The question is how we might create opportunities for students to work through this learning process within our classes given higher education’s product-oriented emphasis in which ‘breaking through’ one’s ‘boundaries’ by taking chances and posing alternative ideas may not always yield a high mark on an assignment. This can be difficult and require a change in the way we help our students define success, but we have other opportunities as well and as we begin the next cycle of course development, course development teams (FPDs, Course developers/SMEs, and Instructional Designers) might consider the following when designing assignments and assessments:

  • Pose discussion questions that encourage exploration and testing of ideas rather than seek a ‘right’ answer.

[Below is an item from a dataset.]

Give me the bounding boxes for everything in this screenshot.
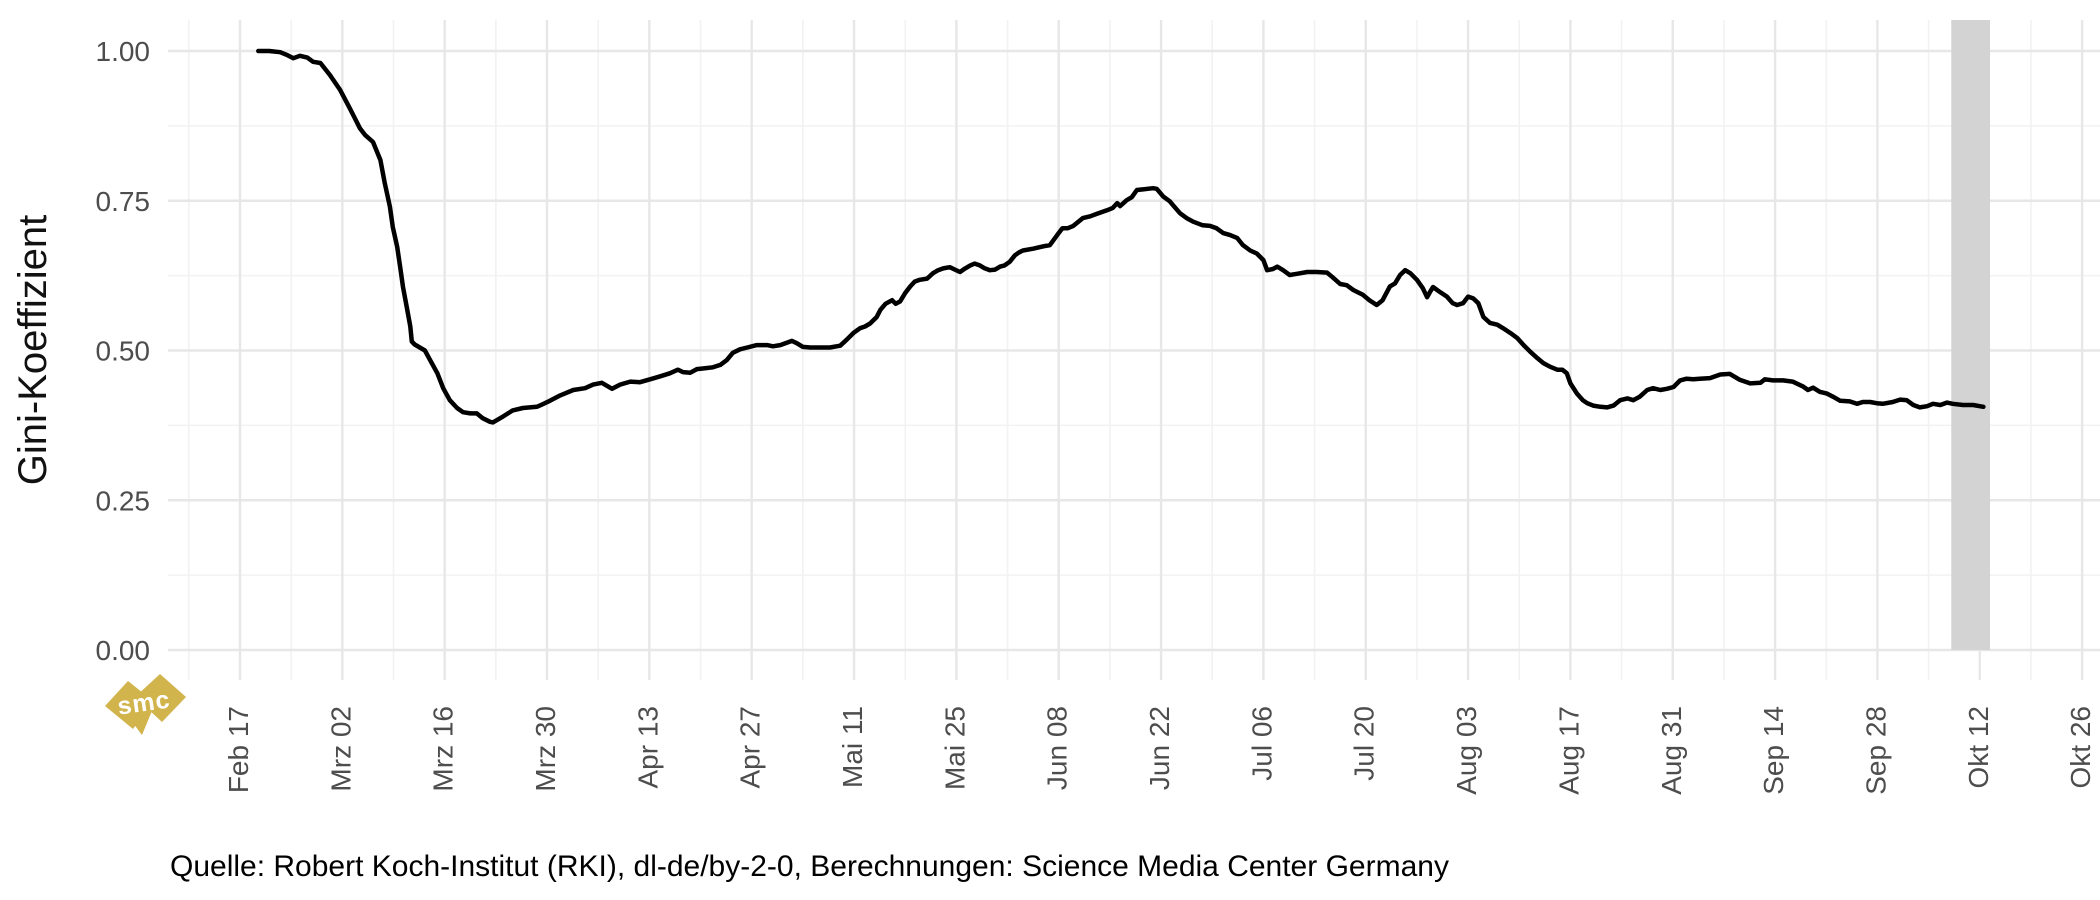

  • Ensure grading takes into account the development of students’ views as the week progresses rather than penalizes students for an initial post made early in the week that is less informed.
  • Develop lower stakes assessments that carry less weight and/or may be dropped if further into the course mastery is demonstrated.
  • Offer opportunities to repeat quizzes to achieve a better grade and demonstrate development of skills.
  • Provide adaptive learning exercises.
  • Consider building short exercises to foster metacognition such as assignment/essay wrappers in which students are asked to reflect upon their assignment/essay and the feedback received and devise a plan to develop their work going forward.
  • Support students’ testing of their ideas through positive comments.

This list is not exhaustive, but offers some suggestions to create meaningful, enriching and deep learning experiences. Of course we want to see our students succeed and receive the best grade they can in a course, but we also want to encourage them to imagine possibilities and create knowledge and this requires that we provide a safe place in which to test ideas. Let’s flip the idea of failure in support of what James Joyce writes in Ulysses about errors and mistakes: they are “the portals of discovery.”